From: mareg@primrose.csv.warwick.ac.uk ()
Subject: Re: Infinite cyclic automorphism group
Date: Sun, 2 Dec 2001 12:39:15 +0000 (UTC)
Newsgroups: sci.math
Summary: Groups with free-abelian automorphism group

In article <73p1h8zfm9rk@legacy>,
	bobkatz@hotmail.com (Bob Katz) writes:
>> Is there a group G such that Aut(G) is infinite cyclic group ?
>
>>No. Such a group would have G/Z(G) cyclic and this implies
>>that G is abelian. Every abelian group apart from the 2-torsion
>>groups has an automorphism of order 2 and 2-torsion abelian
>>groups of order >= 4 also have automorphisms of order 2.
>
>>Robin Chapman
>
>OK thanks, but let me ask also if Aut(G) can be ZxZ (direct product of
>two infinite cyclic groups) .
>

No. All subgroups of a free abelian group are free abelian, so a subgroup
of ZxZ is isomorphic  to 1, Z or ZxZ. Hence G/Z(G) is is isomorphic to
one of these.
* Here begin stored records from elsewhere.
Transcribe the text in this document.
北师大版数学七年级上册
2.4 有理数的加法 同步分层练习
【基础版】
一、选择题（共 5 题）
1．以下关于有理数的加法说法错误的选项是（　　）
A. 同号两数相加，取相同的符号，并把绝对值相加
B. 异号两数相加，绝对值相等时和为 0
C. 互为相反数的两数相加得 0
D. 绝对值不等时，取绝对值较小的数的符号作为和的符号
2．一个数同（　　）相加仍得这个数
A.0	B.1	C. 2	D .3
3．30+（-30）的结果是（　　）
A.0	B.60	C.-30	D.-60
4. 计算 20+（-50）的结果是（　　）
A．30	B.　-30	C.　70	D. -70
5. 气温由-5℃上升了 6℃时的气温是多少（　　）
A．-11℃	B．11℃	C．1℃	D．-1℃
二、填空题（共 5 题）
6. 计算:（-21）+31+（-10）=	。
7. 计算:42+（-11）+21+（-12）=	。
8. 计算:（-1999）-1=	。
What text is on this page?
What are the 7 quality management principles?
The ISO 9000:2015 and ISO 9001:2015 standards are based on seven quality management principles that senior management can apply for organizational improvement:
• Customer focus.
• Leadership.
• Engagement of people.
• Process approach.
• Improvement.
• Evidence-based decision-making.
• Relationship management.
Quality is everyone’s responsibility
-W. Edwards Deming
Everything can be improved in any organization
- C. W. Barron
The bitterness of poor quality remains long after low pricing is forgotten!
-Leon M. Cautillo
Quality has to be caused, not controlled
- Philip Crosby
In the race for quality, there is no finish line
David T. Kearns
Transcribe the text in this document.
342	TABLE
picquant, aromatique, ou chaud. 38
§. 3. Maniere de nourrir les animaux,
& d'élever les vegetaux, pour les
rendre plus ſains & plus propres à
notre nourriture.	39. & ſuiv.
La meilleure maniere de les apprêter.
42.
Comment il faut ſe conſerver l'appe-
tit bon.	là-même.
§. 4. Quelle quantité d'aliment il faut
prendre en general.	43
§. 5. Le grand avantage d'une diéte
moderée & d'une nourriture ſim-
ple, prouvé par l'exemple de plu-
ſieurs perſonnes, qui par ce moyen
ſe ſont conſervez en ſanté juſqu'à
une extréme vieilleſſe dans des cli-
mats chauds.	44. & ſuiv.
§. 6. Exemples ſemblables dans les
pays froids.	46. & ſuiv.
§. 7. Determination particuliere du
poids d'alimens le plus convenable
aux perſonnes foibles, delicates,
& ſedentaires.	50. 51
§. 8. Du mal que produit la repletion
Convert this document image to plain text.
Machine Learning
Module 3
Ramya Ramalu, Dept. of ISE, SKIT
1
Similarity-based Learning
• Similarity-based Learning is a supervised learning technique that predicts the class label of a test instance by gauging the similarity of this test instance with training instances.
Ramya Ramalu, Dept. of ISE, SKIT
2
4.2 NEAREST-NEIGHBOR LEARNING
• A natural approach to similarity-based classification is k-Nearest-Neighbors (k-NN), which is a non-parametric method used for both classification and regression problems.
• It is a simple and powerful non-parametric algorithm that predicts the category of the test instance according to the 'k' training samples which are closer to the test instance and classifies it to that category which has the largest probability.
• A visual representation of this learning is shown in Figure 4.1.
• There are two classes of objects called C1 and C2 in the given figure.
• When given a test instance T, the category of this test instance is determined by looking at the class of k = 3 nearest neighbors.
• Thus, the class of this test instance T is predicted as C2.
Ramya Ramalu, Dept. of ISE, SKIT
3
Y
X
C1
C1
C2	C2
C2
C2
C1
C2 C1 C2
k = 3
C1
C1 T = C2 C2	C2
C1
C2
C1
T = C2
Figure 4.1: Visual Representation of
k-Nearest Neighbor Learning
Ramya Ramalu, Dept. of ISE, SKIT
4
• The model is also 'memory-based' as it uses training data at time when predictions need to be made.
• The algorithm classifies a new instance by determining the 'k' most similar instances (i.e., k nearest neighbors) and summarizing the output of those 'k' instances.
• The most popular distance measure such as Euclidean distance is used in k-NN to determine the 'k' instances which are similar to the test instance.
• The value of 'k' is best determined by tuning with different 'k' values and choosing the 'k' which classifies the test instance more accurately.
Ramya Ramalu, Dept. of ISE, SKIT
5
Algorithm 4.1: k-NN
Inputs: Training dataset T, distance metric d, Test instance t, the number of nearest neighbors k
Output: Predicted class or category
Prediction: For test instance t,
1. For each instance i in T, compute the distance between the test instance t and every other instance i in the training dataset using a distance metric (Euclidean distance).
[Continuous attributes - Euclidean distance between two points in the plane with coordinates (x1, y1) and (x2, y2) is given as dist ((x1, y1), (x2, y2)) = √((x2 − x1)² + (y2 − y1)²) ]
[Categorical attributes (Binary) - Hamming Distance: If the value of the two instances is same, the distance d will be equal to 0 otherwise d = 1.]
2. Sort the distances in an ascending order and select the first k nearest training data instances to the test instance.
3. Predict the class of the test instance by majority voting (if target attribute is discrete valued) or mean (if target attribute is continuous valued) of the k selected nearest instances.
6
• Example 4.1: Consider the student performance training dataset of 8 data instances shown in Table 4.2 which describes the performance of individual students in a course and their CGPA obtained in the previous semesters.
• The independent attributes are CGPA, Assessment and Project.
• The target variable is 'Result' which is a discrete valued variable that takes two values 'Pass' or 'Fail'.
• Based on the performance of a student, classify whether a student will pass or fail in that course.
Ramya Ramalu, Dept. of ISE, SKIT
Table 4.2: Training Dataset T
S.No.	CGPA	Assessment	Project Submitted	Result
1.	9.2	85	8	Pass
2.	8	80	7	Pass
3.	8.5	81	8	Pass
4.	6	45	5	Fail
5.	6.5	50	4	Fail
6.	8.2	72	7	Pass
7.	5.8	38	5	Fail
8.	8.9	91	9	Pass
Robin has proved that 1 and Z are impossible,
so this only leaves G/Z(G) =~ ZxZ. Let a and b in G map onto the
two generators of ZxZ, and let c = [b,a] = b^-1 a^-1 b a be the commutator.

Every element of the group can be uniquely represented as  a^i b^j x, for
x in Z(G).  Now, since commutators are central, the commutator map is
bilinear - i.e.  [b^i,a^j] = c^{ij}  for all  i,j in Z. Hence multiplication
in G is given by the rule
(a^i b^j x)(a^k b^l y) = a^{i+k} b^{j+l} c^{jk} xy, and it is now  easy
to check that G has an automorphism of order 2 given by
a^i b^j x -> a^{-i} b^{-j} x.

I think the argument extends in then obvious way to show that Z^n cannot
occur as Aut(G) for any n.

Derek Holt.